• Glücksgefühl Schokolade

    Spielen Abbauprodukte von Tryptophan bei einigen neurodegenerativen Erkrankungen sowie Alterungsprozessen eine Rolle?

     

Tryptophan - Glücksgefühl Schokolade

Nicht nur guter Geschmack macht Schokolade unwiderstehlich. Die auf der Zunge zergehende süße Verführung enthält reichlich Tryptophan, das im Körper zu Serotonin umgebaut wird, einem Neurotransmitter, der Wohlgefühl und Glücksmomente erzeugen kann. Wie genau das geschieht, untersucht Professor Dr. Stefan Schuster von der Friedrich-Schiller-Universität Jena zusammen mit norwegischen Bioinformatikern anhand eines Computermodells. Es simuliert, was im Körper passiert, wenn Tryptophan aufgenommen wird und macht es möglich, den komplexen Stoffwechsel der Aminosäure zu analysieren. Diese ist nicht nur für die Bildung von Serotonin von entscheidender Bedeutung, sondern auch für die Synthese von Melatonin. Außerdem spielen laut Schuster Abbauprodukte von Tryptophan vermutlich bei einigen neurodegenerativen Erkrankungen sowie Alterungsprozessen eine Rolle.

 

Der Tryptophan-Stoffwechsel ist nach seinen Aussagen zwar biochemisch weitgehend bekannt, mit dem Computermodell kann jedoch darüber hinaus das Zusammenspiel der Einzelreaktionen und Zwischenprodukte sowie ihrer Regulationsmechanismen als Gesamtsystem erfasst werden. Für ihr Modell des Tryptophan-Stoffwechsels im Menschen haben die Bioinformatiker umfangreiche experimentelle Daten zu den Stoffwechselwegen und den Transportvorgängen zusammengetragen.
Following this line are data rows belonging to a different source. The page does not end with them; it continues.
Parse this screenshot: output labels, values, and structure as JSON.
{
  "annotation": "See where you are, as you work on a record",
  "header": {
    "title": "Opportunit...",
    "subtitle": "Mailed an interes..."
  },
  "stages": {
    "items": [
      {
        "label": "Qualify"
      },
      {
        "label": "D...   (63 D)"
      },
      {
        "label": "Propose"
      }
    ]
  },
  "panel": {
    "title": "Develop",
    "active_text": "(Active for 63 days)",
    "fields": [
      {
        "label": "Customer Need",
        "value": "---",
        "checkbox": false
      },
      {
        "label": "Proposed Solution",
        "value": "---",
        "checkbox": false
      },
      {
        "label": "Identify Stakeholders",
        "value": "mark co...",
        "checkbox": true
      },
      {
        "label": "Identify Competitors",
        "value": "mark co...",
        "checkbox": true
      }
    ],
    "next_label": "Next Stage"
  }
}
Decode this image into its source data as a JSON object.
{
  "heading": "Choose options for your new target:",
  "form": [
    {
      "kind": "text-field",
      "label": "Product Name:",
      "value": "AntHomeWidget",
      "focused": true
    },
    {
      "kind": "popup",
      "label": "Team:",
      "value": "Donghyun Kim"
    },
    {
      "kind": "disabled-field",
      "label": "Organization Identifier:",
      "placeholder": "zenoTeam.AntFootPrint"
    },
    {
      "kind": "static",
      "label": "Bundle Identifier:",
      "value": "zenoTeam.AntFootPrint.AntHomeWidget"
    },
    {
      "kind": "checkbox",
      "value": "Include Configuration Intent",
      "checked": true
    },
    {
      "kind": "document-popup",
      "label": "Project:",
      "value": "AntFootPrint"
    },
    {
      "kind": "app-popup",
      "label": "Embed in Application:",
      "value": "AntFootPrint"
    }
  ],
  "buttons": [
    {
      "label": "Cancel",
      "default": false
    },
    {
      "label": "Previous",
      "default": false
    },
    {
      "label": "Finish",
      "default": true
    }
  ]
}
Diese wurden in ein Gesamtmodell integriert, das es nun erstmals ermöglicht, detailliert die Wirkungen von Tryptophan und seiner Stoffwechselprodukte in einzelnen Geweben oder Organen realitätsnah zu simulieren.

 

Vielversprechende Anwendungsmöglichkeiten sehen die Forscher vor allem in der medizinischen Diagnostik und bei der Entwicklung neuer Therapien für neurodegenerative Erkrankungen wie Parkinson oder Alzheimer.